Good Catholics ought to know that the solution to disappointment in all things, big and small, personal and political, is not just to pray on it, but to pray on it while working as hard as ever! No wonder Augustine’s polemic against the Romans (here let’s give the old man his due) ignored their manifestations of faith and focused on the material:
What concerns us is that we should get richer all the time, to have enough for extravagant spending every day, enough to keep our inferiors in their place. It is all right if the poor serve the rich, so as to get enough to eat and to enjoy a lazy life under their patronage; while the rich make use of the poor to ensure a crowd of hangers-on to minister to their pride . . . It is a good thing to have imposing houses, luxuriously furnished, where lavish banquets can be held, where people can, if they like spend night and day in debauchery, and eat and drink till they are sick: to have the din of dancing everywhere, and theatres full of fevered shouts of degenerate pleasure and every kind of cruel and degraded indulgence.
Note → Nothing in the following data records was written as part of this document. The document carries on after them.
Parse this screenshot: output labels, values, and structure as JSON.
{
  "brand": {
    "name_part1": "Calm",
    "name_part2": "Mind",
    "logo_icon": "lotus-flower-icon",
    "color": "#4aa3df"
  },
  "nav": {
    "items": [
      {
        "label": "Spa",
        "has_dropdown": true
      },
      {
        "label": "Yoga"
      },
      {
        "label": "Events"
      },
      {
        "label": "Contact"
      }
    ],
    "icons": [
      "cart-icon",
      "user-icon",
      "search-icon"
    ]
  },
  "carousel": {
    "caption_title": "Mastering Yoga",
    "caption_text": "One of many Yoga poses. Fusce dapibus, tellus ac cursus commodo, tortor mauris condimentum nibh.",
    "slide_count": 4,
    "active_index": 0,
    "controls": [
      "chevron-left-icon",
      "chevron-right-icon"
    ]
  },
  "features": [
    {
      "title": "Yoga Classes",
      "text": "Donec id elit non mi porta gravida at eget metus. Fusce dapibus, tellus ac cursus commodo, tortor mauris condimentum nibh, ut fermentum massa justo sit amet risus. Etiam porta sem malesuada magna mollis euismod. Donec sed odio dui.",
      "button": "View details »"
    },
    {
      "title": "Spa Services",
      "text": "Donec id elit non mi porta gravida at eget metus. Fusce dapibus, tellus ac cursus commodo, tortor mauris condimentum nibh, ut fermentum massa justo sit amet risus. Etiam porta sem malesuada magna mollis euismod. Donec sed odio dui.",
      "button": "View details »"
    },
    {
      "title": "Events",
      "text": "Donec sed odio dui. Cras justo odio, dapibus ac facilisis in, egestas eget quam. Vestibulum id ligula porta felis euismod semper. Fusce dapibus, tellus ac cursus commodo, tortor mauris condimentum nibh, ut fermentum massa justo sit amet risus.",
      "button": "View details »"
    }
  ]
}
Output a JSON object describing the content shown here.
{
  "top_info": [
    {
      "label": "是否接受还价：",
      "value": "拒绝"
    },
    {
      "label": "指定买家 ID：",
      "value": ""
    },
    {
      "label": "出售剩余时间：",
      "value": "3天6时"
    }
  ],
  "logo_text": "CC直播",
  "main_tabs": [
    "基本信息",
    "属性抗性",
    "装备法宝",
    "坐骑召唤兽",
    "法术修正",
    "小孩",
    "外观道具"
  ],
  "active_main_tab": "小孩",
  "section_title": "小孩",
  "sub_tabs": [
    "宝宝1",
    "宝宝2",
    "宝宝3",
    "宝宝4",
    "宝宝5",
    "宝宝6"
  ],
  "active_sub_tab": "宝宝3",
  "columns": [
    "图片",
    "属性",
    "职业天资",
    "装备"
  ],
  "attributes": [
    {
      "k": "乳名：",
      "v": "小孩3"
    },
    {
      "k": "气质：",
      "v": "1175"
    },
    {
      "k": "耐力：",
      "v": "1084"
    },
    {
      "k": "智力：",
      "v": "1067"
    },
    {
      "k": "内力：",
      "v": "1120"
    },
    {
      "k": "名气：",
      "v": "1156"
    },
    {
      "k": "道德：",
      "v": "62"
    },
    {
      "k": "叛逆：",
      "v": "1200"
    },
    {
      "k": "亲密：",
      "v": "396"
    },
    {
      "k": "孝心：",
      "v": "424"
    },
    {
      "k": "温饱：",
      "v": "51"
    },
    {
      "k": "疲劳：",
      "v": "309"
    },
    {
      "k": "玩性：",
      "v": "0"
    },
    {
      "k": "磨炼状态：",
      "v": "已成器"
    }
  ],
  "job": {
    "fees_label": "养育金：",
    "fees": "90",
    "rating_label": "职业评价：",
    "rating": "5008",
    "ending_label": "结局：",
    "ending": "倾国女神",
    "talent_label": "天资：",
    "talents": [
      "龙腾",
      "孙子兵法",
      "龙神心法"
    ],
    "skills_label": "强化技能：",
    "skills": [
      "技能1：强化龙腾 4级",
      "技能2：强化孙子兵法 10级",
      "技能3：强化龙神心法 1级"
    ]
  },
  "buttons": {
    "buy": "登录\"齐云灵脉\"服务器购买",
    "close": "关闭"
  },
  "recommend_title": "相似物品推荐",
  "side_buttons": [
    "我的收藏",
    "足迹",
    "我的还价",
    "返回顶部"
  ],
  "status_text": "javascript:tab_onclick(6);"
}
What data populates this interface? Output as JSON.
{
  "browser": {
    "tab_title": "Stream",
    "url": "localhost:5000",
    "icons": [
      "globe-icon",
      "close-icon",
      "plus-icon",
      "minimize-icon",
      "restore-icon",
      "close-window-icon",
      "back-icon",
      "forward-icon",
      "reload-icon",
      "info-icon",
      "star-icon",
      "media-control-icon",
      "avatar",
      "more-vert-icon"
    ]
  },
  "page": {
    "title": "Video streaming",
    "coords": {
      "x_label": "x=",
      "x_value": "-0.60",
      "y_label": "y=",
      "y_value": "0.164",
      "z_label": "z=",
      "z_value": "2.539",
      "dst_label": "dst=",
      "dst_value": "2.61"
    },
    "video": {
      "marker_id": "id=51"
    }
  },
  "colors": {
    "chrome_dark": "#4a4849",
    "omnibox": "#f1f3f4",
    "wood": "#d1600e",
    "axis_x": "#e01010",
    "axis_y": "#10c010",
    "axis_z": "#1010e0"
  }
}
(109). As Marx said “show me your means of production and I will show you your ideology,” so Augustine said “show me the world you have built and I will show you your god.” Augustine rightly collectivizes and institutionalizes Christ’s challenge: did you feed me when I starved; clothe me when naked; care when I lay ill? So look not into your hearts, American Catholics, but out your windows. Do we grow enough food to feed all? Do we produce enough to clothe all, to house all, to care for all? If so, how do we instead expend our resources? War. Genocide. Environmental destruction. Border walls and concentration camps. Women bleeding out in parking lots. Children bleeding out in schools. Those are your gods. At least the pagans admitted it.